I ran into a similar problem as the post above, however, the solutions posted above have problems in my particular scenario; the file was too big for linecache and islice was nowhere near fast enough. I would like to offer a third (or fourth) alternative solution.

My solution is based upon the fact that we can use mmap to access a particular point in the file. We need only know where in a file that lines begin and end, then the mmap can give those to us comparably as fast as linecache. To optimize this code (see the updates):

  • We use the deque class from collections to create a dynamically lengthed collection of endpoints.
  • We then convert that to a list which optimizes random access to that collection.

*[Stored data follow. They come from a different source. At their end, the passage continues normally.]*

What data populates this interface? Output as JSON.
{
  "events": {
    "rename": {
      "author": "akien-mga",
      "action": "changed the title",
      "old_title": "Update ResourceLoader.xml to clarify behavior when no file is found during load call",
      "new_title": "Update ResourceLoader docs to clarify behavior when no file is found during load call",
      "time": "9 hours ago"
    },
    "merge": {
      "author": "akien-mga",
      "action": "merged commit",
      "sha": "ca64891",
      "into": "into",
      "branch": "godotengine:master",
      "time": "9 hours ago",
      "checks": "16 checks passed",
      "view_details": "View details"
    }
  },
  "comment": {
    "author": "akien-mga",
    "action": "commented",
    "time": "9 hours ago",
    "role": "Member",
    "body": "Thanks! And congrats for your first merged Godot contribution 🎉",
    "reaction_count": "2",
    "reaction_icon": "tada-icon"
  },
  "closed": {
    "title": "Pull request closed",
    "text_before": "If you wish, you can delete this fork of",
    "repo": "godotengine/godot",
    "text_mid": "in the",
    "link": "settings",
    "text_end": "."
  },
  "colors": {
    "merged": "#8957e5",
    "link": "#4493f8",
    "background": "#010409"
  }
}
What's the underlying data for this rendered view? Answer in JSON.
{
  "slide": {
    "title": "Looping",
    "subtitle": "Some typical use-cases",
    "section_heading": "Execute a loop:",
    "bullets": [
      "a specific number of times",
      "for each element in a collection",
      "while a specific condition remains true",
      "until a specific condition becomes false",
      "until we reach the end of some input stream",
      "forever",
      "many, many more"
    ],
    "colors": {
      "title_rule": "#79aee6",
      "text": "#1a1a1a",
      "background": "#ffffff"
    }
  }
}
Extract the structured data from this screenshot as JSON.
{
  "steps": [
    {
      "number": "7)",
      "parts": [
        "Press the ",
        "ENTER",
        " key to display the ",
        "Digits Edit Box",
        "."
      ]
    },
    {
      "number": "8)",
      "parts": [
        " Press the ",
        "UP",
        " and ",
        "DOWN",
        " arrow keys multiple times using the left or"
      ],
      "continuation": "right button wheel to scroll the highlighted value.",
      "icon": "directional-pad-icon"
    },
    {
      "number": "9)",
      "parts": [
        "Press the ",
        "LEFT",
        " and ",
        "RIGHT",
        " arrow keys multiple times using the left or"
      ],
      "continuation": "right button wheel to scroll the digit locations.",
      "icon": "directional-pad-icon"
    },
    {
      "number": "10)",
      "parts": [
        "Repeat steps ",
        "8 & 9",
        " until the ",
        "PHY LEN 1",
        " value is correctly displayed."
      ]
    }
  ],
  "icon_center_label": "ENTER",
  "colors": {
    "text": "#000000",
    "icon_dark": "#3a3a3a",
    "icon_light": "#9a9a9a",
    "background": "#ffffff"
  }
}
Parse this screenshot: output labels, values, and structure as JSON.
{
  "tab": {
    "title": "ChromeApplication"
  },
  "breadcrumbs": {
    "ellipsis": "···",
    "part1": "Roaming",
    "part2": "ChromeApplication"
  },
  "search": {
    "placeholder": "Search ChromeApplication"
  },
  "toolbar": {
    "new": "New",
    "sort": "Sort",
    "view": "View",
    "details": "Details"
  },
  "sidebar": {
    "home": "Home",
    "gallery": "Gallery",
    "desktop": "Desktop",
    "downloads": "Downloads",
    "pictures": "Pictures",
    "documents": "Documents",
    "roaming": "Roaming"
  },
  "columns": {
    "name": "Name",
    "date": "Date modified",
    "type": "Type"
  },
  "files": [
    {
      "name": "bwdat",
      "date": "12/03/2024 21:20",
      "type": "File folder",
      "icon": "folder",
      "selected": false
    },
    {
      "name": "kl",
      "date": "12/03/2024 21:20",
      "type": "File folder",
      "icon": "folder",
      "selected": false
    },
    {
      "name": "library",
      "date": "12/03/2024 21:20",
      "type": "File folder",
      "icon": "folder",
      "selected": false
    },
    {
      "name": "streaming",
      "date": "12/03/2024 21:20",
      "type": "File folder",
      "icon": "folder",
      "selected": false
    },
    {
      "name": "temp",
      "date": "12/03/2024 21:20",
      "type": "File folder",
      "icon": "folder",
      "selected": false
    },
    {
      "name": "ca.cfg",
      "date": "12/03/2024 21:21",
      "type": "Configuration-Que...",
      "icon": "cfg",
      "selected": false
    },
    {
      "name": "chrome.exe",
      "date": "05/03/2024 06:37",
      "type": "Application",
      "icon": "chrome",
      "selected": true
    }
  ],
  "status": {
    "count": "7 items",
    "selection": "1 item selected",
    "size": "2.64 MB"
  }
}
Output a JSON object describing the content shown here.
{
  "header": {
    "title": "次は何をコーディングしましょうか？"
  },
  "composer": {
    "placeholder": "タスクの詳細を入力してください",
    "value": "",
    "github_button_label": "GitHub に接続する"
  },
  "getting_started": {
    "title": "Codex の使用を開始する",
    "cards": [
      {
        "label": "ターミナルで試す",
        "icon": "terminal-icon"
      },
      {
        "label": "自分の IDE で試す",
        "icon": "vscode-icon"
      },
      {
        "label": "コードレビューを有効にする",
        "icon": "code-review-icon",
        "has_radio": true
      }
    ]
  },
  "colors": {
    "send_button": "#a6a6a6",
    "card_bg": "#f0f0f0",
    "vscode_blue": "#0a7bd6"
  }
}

The following is a simple wrapper for the process:

from collections import deque
import mmap

class fast_file():
    
    def __init__(self, file):
        self.file = file
        self.linepoints = deque()
        self.linepoints.append(0)
        pos = 0
        with open(file,'r') as fp:
            while True:
                c = fp.read(1)
                if not c:
                    break
                if c == '\n':
                    self.linepoints.append(pos)
                    pos += 1
                pos += 1
        self.fp = open(self.file,'r+b')
        self.mm = mmap.mmap(self.fp.fileno(),0 )
        self.linepoints.append(pos)
        self.linepoints = list(self.linepoints)
                
    def getline(self, i):
        return self.mm[self.linepoints[i]:self.linepoints[i+1]]          
    
    def close(self):
        self.fp.close()
        self.mm.close()

The caveat is that the file, mmap needs closing and the enumerating of endpoints can take some time. But it is a one-off cost. The result is something that is both fast in instantiation and in random file access, however, the output is an element of type bytes.

I tested speed by looking at accessing a sample of my large file for the first 1 million lines (out of 48mil). I ran the following to get an idea of the time took to do 10 million accesses:

linecache.getline("sample.txt",0)
F = fast_file("sample.txt")


sleep(1)
start = time()
for i in range(10000000):
    linecache.getline("sample.txt",1000)
print(time()-start)

>>> 6.914520740509033

sleep(1)
start = time()
for i in range(10000000):
    F.getline(1000)
print(time()-start) 

>>> 4.488042593002319

sleep(1)
start = time()
for i in range(10000000):
    F.getline(1000).decode()
print(time()-start) 

>>> 6.825756549835205

It's not that much faster and it takes some time to initiate (longer in fact), however, consider the fact that my original file was too large for linecache. This simple wrapper allowed me to do random accesses for lines that linecache was unable to perform on my computer (32Gb of RAM).

I think this now might be an optimal faster alternative to linecache (speeds may depend on i/o and RAM speeds), but if you have a way to improve this, please add a comment and I will update the solution accordingly.

Update

I recently replaced a list with a collections.deque which is faster.

Second Update The collections.deque is faster in the append operation, however, a list is faster for random access, hence, the conversion here from a deque to a list optimizes both random access times and instantiation. I've added sleeps in this test and the decode function in the comparison because the mmap will return bytes to make the comparison fair.